Le monument a fait peau neuve - splendeur retrouvée ou trahison?
L’authenticité dans la perception du bien culturel a une grande importance. Lorsqu’il s’agit d’un bâtiment, quelles réfections, quels remplacements sont possibles sans compromettre l’authenticité et la valeur patrimoniale de l’objet? Il y a des revêtements qu’il convient d’appeler des couches d’usure. Leur renouvellement est en général admis par la conservation des biens culturels. Les avis sont divergents lorsqu’il est par exemple question d’un crépi qui ne présente plus de surface d’origine, plus de trace de la truelle du maçon qui l’a appliqué mais que sa pâte de mortier érodée et délavée.

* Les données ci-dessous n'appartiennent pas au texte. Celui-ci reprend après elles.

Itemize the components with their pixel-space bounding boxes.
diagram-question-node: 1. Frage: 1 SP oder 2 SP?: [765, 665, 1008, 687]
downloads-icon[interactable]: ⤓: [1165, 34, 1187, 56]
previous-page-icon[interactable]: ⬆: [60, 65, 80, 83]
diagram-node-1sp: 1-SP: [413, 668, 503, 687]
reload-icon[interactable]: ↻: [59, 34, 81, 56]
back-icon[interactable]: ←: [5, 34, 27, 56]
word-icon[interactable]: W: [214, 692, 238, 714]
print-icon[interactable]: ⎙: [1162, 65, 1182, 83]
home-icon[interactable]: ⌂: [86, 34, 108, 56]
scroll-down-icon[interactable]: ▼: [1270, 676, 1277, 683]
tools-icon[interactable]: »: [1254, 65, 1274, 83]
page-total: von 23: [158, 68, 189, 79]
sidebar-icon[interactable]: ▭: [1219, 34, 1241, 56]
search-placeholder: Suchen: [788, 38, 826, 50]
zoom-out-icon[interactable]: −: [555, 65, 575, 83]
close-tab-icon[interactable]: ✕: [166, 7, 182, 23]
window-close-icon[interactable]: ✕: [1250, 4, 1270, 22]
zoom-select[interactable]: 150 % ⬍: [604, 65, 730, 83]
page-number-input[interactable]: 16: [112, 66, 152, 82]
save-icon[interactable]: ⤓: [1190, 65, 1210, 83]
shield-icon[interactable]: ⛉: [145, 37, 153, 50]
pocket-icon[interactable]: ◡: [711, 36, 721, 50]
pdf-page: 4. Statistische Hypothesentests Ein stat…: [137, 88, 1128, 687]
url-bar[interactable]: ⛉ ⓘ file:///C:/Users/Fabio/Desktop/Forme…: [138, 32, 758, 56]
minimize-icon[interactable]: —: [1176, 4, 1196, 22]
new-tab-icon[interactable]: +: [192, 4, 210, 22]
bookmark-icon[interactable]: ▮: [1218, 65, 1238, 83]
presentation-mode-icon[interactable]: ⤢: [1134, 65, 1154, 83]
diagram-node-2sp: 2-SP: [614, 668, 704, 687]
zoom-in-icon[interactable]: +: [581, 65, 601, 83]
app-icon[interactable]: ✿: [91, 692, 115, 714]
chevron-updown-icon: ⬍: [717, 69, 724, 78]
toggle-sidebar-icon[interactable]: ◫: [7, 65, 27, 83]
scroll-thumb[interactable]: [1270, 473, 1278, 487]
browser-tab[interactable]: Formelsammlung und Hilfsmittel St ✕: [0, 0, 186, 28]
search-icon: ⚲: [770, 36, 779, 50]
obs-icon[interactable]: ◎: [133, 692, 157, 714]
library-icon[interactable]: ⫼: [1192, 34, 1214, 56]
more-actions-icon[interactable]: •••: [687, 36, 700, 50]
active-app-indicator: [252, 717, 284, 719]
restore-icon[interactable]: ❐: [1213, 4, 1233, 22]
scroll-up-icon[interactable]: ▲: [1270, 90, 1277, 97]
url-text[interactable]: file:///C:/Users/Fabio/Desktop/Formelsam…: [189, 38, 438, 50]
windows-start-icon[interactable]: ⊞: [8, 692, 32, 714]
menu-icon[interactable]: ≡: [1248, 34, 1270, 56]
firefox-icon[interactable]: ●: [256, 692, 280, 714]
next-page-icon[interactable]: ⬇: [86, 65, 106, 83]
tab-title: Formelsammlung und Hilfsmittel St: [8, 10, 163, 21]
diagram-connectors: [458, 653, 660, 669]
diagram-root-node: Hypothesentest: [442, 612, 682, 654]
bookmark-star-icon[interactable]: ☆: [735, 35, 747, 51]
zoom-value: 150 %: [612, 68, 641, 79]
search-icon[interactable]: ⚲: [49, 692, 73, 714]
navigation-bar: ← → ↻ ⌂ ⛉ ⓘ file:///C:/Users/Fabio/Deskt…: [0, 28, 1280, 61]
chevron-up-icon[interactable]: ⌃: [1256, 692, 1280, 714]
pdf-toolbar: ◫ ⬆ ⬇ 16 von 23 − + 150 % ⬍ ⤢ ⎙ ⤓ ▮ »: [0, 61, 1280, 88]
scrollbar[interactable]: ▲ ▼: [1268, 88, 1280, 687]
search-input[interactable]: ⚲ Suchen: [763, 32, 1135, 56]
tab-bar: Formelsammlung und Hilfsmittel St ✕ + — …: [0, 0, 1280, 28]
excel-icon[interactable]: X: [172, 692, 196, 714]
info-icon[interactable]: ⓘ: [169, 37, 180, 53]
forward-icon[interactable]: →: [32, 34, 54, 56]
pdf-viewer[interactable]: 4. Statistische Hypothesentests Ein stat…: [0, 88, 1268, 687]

Sous quelle forme la surface du monument doit-elle être transmise à la postérité pour être un témoin de l’histoire?
Lorsqu’il s’agit de la pierre de taille, c’est la surface même de ce matériau qui est en jeu, une surface qui témoigne de son mode de production et de sa mise en œuvre. Les traces d’outils d’origine sont constitutifs de la valeur patrimoniale d’une construction en pierre de taille apparente. De nos jours, les carrières fournissent des blocs sciés et parfaitement lisses. Y appliquer une finition signifie donc de parer leur surface de traces d’outil d’un autre temps, dans un but purement esthétique, sans relation avec le mode de fabrication actuel. Mais quel état de dégradation est-on prêt à accepter sur un bâtiment habité ou servant de lieu de culte? Cela depend, moins du constat objectif que du regard porté sur l’objet. La plupart des monuments ne se trouvent pas dans un état avancé de dégradation. Mais leur peau est-elle encore authentique? Combien de façades n’ont pas été nettoyées, reprises, ravalées ces derniers 150 ans. Il est heureux de pouvoir constater une évolution vers la conservation d’un maximum de surfaces anciennes. Les responsables d’une restauration osent à nouveau présenter au public des façades imparfaites, avec des taches et des cicatrices.